1. Frédéric Masson, Joséphine de Beauharnais, Paris, Albin Michel, 1925, p. XXXIX.
2. En 1852, Napoléon  III fit ériger une statue à la plus illustre des Martiniquaises. Œuvre du sculpteur Vital-Dubray et inaugurée le 29 août 1859, elle trôna longtemps au centre du jardin de la Savane à Fort-de-France. En 1974, la municipalité d'Aimé Césaire la relégua pour des raisons politiques dans une partie plus discrète du jardin. Dix-sept ans plus tard, dans la nuit du 27 septembre 1991, elle fut outragée et, malgré son inscription le 31  décembre 1992 à l'Inventaire supplémentaire des monuments nationaux, aucune restauration n'a été entreprise depuis. Une réplique de cette statue commandée par la ville de Paris et terminée en 1865 fut installée à l'angle actuel de l'avenue Marceau et de la rue Galilée. En 1870, elle fut remisée, avant d'être exposée au Petit Palais. A la demande du mécène Edward Tuck, la ville de Paris accepta de la laisser en dépôt en 1930 dans le parc de Bois-Préau, autrefois dépendance du domaine de Malmaison, dont Tuck avait fait don à l'Etat. Cette copie se trouve toujours à l'entrée du parc.

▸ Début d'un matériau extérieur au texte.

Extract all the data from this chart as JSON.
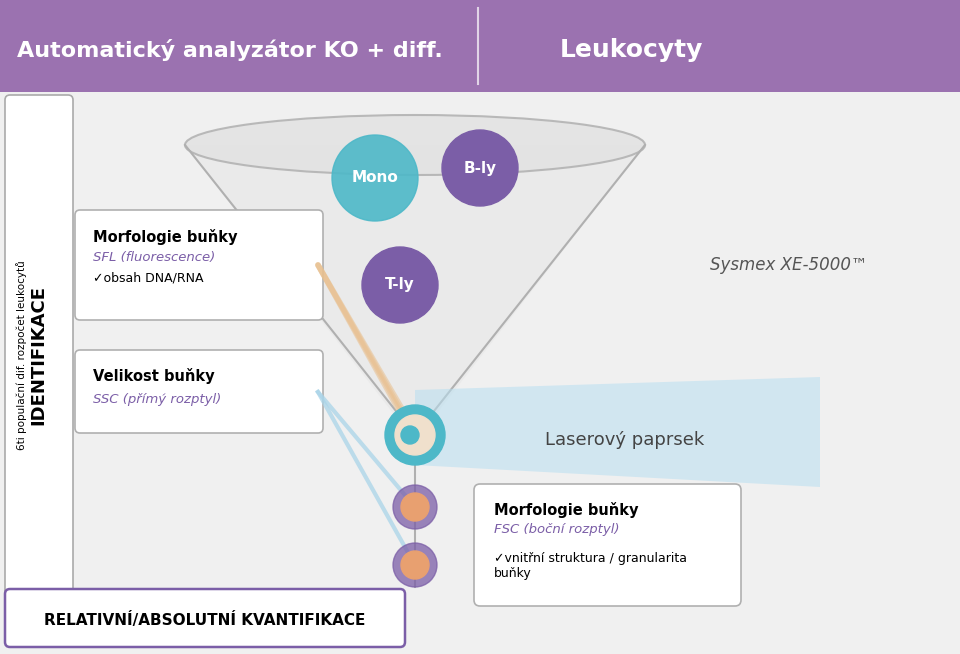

3. Jean Tulard, Détective de l'histoire, Paris, Ecriture, 2012.
4. Joséphine, Correspondance, Paris, Payot, 1996.
5. Voir par exemple notre ouvrage, Le Prix de la gloire. Napoléon et l'argent, Paris, Fayard, 2007.
6. Voir notre ouvrage Napoléon et ses hommes. La Maison de l'empereur, Paris, Fayard, 2011.
7. Voir à ce sujet l'excellente étude sur le « Cygne ambigu », dans le catalogue L'Aigle et le Papillon, symboles des pouvoirs sous Napoléon, 1800-1815, Les Arts décoratifs, 2008, pp. 82 et 83. 8. Il est parfois question aussi de la « théorie du cygne noir » popularisée par Nassim Nicholas Taleb dans son ouvrage, Le Cygne noir, Paris, Les Belles Lettres, 2007.